If a highly efficient way to gather and store electrical energy came about earlier, but was coupled with the limiting factor of having to have large surface area to gather enough of it to be useful, that would give more of an incentive to make the airships more efficient. As long as airships get enough time to become more efficient than heavier-than-air alternatives you could extend the age of airships for quite a while without changing too many other things.

Also the "make everyone friendly" answer.



Imagine a society that deifies winged birds such as eagles and hawks or has a bird god such as Anzu or Karura. In this society, wings are the tools of gods, and winged planes are heresy. The airship floats without wings, and therefore building one would not get you beheaded/burned at the stake.

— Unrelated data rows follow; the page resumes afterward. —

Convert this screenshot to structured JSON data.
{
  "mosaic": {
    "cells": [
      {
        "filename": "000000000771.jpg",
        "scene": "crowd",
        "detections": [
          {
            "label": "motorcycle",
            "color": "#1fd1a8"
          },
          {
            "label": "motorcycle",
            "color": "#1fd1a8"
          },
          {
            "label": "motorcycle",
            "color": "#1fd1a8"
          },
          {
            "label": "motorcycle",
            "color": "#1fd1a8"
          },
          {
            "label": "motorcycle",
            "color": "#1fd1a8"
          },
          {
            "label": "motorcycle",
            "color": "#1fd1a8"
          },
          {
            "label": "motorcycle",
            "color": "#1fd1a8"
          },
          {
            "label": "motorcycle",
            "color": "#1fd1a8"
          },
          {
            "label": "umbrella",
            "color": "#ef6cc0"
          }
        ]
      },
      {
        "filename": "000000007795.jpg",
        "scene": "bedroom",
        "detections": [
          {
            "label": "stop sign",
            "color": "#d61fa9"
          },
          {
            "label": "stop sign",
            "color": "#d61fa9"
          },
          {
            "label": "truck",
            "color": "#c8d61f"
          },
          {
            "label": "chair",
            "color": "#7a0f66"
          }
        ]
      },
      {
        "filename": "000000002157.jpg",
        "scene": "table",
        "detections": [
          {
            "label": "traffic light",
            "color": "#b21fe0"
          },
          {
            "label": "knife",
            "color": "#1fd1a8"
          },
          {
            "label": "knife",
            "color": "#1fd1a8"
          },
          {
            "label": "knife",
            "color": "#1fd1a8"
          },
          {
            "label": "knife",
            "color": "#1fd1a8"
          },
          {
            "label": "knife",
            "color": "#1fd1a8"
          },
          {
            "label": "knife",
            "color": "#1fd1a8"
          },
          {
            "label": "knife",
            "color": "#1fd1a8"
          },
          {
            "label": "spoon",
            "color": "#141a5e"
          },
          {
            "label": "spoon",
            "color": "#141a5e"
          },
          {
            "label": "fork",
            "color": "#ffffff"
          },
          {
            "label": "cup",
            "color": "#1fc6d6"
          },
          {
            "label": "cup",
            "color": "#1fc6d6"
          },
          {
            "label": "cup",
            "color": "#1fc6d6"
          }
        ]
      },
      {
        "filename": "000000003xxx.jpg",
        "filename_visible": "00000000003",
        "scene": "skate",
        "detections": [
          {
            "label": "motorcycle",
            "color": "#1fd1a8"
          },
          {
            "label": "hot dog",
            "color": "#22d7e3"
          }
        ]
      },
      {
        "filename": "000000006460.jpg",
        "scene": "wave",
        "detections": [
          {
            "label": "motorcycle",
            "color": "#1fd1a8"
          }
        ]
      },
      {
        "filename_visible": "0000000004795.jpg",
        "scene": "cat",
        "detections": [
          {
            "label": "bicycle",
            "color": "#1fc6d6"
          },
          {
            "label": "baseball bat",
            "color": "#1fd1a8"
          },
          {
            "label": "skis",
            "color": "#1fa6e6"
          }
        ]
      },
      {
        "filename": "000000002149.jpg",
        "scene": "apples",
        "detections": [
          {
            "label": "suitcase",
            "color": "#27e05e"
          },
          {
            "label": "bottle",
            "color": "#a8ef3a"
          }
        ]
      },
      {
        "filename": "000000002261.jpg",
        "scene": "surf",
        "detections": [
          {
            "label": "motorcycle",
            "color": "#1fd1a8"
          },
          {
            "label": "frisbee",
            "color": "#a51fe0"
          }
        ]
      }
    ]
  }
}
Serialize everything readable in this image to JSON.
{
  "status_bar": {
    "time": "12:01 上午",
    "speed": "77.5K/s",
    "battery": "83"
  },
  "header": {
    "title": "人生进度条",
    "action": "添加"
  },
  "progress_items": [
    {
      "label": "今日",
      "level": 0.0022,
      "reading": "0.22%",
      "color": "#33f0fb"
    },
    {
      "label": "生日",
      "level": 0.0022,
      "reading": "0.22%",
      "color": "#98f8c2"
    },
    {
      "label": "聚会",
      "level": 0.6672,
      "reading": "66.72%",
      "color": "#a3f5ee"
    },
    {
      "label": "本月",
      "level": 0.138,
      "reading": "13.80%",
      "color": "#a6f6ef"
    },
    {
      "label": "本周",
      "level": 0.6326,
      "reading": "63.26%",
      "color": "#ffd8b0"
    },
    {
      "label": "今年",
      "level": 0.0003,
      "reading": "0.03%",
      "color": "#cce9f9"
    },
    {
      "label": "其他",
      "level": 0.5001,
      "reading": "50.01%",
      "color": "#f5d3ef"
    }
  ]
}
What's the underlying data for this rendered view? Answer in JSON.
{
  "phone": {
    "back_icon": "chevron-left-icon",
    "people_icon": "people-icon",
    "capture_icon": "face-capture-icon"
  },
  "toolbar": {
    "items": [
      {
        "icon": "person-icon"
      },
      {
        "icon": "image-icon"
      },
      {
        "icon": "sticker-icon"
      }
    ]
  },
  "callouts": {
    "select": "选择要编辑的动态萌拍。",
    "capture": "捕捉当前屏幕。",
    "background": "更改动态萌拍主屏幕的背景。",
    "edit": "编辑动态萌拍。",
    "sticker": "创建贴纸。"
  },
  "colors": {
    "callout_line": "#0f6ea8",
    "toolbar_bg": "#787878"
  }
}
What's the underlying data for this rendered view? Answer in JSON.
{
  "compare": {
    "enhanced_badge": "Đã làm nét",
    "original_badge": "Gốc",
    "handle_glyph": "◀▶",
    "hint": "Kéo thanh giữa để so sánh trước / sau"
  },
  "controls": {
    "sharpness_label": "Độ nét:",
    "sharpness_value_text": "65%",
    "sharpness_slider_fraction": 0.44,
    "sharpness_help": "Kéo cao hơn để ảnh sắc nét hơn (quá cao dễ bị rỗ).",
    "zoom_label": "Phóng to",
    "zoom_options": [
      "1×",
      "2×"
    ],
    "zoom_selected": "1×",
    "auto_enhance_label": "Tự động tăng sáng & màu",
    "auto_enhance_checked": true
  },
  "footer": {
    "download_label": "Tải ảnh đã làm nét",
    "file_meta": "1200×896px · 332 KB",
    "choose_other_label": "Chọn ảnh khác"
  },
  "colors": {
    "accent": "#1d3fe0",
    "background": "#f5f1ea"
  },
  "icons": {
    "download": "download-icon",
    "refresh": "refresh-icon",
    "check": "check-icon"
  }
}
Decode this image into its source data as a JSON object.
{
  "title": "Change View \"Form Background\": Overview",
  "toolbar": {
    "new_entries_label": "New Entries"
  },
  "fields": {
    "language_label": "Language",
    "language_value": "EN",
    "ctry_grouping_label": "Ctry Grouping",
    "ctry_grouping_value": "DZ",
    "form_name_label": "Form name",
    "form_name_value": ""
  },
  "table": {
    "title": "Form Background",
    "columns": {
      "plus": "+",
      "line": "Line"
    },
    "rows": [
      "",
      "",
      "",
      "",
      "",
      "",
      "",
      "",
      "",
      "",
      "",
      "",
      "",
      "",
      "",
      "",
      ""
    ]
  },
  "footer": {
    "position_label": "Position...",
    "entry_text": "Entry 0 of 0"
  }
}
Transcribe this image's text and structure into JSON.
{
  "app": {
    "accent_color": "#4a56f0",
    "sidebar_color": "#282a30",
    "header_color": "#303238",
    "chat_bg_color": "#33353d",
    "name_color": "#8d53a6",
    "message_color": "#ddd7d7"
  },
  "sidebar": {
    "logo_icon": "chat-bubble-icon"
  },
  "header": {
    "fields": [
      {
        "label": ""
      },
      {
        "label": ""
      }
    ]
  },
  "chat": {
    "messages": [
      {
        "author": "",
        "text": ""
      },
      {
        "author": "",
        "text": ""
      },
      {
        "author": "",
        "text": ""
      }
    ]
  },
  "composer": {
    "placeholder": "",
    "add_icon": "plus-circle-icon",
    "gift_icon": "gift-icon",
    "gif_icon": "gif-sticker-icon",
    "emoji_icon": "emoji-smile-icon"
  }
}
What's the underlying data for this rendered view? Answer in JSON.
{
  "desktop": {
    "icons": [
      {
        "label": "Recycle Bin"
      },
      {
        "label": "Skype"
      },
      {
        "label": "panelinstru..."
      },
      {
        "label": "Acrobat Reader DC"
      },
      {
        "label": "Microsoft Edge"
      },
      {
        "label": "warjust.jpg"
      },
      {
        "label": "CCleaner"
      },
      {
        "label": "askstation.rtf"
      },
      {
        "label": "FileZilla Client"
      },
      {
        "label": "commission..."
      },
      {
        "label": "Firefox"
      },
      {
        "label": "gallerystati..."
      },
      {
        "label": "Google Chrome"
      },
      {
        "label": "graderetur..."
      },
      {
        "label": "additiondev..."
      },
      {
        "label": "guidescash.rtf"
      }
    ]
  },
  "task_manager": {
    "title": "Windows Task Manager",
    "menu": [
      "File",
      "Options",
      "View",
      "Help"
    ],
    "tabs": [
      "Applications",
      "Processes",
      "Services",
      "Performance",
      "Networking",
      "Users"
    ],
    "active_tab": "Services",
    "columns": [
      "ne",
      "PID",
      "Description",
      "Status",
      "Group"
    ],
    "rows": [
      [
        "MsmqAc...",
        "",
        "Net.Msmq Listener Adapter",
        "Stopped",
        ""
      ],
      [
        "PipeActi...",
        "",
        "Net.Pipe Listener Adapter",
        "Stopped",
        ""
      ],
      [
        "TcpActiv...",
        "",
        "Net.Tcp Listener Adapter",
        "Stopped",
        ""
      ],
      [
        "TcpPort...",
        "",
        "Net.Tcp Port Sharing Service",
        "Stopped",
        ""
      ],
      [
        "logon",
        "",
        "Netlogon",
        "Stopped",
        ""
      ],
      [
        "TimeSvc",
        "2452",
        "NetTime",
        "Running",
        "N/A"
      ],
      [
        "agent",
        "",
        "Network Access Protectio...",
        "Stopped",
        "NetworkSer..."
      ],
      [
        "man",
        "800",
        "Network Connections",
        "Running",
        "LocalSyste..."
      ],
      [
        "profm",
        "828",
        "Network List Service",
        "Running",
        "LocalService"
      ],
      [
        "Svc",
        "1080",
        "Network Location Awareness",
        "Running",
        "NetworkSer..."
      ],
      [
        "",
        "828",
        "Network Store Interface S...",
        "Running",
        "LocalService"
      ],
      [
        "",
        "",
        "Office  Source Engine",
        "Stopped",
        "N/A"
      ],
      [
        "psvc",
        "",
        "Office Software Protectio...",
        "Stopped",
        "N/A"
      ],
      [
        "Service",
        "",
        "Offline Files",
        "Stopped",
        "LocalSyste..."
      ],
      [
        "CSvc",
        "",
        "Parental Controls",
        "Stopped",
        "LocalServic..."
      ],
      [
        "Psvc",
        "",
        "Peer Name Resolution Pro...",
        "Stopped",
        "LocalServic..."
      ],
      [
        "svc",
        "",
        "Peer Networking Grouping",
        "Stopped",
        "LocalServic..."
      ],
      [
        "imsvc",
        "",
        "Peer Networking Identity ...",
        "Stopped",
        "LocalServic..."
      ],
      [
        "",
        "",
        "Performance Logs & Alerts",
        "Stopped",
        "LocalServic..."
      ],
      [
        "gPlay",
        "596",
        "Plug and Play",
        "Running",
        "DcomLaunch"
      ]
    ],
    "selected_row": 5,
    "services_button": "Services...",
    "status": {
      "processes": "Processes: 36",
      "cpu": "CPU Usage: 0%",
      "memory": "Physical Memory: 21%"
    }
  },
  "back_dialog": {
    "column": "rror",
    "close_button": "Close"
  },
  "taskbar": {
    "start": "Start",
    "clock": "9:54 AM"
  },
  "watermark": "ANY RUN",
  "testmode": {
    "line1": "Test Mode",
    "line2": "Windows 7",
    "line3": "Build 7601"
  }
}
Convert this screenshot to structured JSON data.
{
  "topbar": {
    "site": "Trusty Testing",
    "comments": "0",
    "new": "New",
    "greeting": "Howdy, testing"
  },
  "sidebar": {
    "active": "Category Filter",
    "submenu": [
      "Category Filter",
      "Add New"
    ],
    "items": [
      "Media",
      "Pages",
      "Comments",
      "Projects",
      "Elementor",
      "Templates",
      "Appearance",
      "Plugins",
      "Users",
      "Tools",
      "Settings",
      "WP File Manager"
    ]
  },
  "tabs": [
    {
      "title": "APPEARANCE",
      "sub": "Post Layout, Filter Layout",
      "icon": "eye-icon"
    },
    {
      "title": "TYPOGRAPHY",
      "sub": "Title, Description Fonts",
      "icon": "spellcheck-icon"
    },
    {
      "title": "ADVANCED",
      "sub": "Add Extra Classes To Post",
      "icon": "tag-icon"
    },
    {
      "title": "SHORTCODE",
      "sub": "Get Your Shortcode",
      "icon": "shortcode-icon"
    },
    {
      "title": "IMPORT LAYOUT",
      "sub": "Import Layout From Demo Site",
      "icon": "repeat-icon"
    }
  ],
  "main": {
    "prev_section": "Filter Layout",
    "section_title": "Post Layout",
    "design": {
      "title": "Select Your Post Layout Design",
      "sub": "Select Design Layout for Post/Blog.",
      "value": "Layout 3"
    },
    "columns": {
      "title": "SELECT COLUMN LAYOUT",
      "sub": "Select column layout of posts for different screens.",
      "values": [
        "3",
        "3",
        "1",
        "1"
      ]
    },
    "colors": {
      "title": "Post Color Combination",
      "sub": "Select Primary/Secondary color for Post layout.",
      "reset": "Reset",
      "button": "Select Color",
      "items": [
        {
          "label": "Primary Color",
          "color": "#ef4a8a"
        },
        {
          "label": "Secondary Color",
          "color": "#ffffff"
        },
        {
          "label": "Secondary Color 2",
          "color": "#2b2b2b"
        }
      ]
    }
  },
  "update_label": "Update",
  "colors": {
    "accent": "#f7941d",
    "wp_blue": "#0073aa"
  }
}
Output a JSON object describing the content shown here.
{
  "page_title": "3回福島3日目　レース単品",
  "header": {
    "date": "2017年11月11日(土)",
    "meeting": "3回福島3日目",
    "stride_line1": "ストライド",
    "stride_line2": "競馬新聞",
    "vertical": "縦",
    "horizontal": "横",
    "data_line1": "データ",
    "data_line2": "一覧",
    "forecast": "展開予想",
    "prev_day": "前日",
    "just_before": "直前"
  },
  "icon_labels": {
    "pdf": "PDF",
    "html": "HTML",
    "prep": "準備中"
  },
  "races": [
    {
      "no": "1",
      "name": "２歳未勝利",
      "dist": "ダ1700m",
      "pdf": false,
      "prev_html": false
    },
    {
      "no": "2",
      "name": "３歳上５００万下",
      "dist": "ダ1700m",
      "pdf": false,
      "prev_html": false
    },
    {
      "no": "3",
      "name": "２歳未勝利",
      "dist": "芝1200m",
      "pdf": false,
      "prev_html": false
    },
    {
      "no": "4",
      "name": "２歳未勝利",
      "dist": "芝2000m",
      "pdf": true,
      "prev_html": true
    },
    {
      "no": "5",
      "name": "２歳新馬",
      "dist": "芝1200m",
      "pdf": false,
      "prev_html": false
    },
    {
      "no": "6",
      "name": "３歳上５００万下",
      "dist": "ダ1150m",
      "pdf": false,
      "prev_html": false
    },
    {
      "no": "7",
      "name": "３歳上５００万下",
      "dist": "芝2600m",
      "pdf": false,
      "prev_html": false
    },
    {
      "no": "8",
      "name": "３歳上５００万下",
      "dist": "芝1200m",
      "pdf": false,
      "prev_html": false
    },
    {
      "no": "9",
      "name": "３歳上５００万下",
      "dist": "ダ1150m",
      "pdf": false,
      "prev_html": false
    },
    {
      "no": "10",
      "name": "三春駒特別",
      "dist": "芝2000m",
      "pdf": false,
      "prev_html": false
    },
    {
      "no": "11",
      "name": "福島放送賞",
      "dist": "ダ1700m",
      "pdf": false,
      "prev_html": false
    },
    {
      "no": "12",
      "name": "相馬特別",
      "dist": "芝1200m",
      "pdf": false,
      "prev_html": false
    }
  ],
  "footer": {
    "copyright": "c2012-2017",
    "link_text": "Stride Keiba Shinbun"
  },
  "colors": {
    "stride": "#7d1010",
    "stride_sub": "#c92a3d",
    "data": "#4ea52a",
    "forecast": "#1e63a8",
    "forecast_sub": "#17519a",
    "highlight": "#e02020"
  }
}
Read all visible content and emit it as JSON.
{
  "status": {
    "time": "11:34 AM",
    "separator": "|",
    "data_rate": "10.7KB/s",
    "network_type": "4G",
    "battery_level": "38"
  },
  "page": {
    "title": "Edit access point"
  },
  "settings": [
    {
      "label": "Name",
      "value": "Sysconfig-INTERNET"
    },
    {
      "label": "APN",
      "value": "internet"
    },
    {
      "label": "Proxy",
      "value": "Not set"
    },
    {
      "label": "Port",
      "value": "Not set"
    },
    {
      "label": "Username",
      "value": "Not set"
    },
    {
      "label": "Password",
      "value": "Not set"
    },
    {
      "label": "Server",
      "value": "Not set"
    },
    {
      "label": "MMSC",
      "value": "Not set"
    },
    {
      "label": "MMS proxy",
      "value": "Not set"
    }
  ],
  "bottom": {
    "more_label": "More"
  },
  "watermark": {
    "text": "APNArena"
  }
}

Earth does not have a lot of accessible helium, and getting it is expensive. Making helium more plentiful and extraction substantially less expensive would lead to it being preferred over hydrogen, and thus safer. Additionally the buoyancy provided by cheap helium would be preferred over the lift provided by airspeed over a wing, which is expensive on fuel.


Airships can be quite large and provide an open space, passenger airline space is a fraction of the size even today. Airships can also fly at lower altitudes and give constant views of the land/sea below, and the cabin is much quieter due to engine location and airspeed. I would much prefer a large airship over a cramped plane any day, despite the speed difference.

Plane crashes

As George said in the comments, a bad track record of airplane safety combined with a good track record for airship safety would sway public opinion away from plane development, especially if they crashed into densely populated areas, killing not only the passengers and crew, but thousands of people on the ground.

Weather and Geography

If the weather on the planet was more stable (less storms, lower speed winds) then the flying conditions would more favorable to airships, which is a current downside. Additionally, less mountainous terrain means an airship can fly long distances with a constant altitude, and stay lower to the ground.


The main practical advantages of airships are their relative ease of operation (landing in particular) and their ability to operate at low velocities. A core method to reach the velocity necessary to make airplanes work is combustion. Therefore, an early shortage of fossil fuels would certainly stretch the age of airships, possibly indefinitely.


No Government funded Public schools set the majority of the nations to technical ignorance

I'd suggest making economic zones more extreme in wealth disparity, 1000 miles between rich areas that can afford runways and repair facilities where as the airship can do its own repairs and use unrefined vegi oil or coal to power its flight making it the low tech. Monopolize banking to lean in the favor of the airship towers instead of the huge costs of building the dedicated facilities for airplanes. You'd have a dual system long range for the airship and short hops for the wealthy in gyro's or something like it.